ホームズは軽く頷いて、ワトソンの左手からそっと指を抜くと、両手を組んで膝に置いた。「君がそうやって私を宣伝してくれるから、今ではすっかり私も英雄扱いだ」と、皮肉めいた口調でホームズが言うので、「君が嫌だというのなら、発表はしない」と、顔を上げずにワトソンは答える。「…そこは書かない、と言うものではないかな?」とホームズは尋ねた。ちらりと眺めたホームズの表情が、幾分寂しそうなので、「君は私の書くものがあまり好きではないものな」と、ワトソンがわざとホームズの言葉を肯定すれば、「そんなことはないさ」と、ホームズは組んだ指を持ち上げて唇に触れる。「そうだろう、いつも批判ばかりする」とワトソンが大げさに首を振れば、「それは君が、君自身をまるで私の引き立て役のように記述するから、」と言いかけたホームズは、ばつの悪そうな顔で口を閉じた。

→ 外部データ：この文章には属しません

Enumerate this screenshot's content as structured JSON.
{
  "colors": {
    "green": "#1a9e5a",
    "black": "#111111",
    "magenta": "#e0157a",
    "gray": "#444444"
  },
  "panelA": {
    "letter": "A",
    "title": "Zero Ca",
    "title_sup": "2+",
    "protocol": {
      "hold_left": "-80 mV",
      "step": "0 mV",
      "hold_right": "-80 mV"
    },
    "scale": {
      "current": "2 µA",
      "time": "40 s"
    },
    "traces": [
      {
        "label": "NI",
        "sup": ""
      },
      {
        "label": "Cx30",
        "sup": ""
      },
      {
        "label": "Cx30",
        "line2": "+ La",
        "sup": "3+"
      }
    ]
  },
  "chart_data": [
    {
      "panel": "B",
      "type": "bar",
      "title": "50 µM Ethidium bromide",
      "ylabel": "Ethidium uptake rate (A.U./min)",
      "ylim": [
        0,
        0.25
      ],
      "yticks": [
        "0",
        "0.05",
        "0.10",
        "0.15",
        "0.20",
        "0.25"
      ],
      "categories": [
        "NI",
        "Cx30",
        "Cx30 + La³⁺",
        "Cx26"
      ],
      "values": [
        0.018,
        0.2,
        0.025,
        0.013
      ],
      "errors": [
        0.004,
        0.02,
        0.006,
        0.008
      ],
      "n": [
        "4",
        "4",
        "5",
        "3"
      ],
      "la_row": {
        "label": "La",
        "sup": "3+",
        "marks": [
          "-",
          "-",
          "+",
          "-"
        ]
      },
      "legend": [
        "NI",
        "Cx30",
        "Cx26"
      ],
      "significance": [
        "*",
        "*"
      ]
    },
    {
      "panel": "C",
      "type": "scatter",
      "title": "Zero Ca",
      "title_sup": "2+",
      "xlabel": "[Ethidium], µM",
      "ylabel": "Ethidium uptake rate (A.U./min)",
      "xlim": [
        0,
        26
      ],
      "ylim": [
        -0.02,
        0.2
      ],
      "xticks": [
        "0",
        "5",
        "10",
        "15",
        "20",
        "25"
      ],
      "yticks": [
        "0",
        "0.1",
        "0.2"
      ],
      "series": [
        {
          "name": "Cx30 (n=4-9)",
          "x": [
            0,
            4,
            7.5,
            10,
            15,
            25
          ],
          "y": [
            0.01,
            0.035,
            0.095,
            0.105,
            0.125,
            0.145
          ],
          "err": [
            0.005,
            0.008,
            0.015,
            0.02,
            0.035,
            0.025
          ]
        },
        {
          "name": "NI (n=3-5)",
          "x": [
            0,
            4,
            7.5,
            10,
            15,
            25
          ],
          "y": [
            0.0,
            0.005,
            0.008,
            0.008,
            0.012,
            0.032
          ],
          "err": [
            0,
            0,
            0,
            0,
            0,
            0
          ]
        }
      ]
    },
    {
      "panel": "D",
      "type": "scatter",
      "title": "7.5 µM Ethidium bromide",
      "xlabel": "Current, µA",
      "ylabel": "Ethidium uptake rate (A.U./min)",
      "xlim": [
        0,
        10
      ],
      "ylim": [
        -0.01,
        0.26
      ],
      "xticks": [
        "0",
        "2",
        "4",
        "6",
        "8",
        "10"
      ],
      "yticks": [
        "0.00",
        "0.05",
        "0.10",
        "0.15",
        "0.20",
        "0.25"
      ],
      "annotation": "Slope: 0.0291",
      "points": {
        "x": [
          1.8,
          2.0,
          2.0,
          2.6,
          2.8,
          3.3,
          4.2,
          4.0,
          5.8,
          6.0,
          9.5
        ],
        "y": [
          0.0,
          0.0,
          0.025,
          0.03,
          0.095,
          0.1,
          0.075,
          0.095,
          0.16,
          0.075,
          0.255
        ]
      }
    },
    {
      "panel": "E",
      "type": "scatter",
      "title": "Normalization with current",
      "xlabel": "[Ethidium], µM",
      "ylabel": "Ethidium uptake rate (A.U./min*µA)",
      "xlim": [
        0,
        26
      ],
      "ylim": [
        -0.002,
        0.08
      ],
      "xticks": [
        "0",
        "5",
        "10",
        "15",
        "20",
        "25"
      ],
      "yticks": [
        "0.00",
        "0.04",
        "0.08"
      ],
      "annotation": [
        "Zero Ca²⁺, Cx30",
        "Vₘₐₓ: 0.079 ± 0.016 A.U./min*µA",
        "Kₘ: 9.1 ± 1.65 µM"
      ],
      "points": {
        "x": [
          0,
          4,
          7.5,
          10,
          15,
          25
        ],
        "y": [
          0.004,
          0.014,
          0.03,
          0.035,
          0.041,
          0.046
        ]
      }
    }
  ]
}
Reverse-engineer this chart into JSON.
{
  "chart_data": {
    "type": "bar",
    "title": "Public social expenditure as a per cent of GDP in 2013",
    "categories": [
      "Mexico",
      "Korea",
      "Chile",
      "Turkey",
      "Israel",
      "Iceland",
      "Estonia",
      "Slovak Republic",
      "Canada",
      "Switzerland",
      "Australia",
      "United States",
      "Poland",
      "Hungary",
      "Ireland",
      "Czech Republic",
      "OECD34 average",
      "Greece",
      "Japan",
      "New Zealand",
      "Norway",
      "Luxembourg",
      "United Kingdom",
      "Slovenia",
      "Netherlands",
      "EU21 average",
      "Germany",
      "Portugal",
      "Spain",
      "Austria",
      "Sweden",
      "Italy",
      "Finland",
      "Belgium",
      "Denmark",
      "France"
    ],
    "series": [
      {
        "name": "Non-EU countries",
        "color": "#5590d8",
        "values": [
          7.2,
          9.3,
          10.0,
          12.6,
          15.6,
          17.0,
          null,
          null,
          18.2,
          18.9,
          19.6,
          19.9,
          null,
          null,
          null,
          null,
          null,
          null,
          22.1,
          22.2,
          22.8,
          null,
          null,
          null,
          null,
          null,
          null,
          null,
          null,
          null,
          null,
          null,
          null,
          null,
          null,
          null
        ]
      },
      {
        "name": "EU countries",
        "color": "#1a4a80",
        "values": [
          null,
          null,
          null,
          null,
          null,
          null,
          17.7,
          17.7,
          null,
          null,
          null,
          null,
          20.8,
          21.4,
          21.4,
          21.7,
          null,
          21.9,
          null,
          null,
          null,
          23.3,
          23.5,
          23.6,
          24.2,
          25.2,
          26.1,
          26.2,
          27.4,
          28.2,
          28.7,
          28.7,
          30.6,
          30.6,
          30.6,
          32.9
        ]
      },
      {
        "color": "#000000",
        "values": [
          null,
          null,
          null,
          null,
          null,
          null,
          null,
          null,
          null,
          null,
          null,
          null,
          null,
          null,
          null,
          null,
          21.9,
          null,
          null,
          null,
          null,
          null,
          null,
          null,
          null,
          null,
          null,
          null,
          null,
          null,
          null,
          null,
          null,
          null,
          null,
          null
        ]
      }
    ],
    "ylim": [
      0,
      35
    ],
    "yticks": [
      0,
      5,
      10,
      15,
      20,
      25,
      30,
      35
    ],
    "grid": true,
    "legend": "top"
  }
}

ワトソンはしばらく、じっとホームズの目を眺めていたが、やがてゆるく微笑んで手帳をしまうと、「少し詰めてくれ」と言って、ホームズの隣に席を移す。「なんだ」と、戸惑ったようにホームズが問いかけるので、「いや、君が珍しく優しいから、肩か膝でも借りようかと」と、上着を脱ぎながらワトソンは返した。「事件は?」とホームズが指摘すると、「本当は、あらかた宿で書いておいた」と、澄ました顔でワトソンは答える。腕を組んで、ホームズに体を預けたワトソンを横目で眺めながら、「君は時々底意地が悪いな」とホームズが漏らせば、「そうだな、君と一緒にいるから」とワトソンは言った。それではまるで私の性格が悪いみたいじゃないか、と抗議しようとしたホームズは、おそらく肯定されるだろうということが目に見えていたので、結局口を開くことを止めてパイプを咥える。火を点けて一度深く吸うと、脇から手が伸びてパイプが浚われるので、「おい」とホームズはワトソンの耳を軽く引いたのだが、「いいだろう、君だってよく私のものを取っていく」と、ワトソンはまるで悪びれる様子もない。ホームズは軽く目を伏せたが、ワトソンがいつになく寛いでいるので、諦めて窓の外に視線を送った。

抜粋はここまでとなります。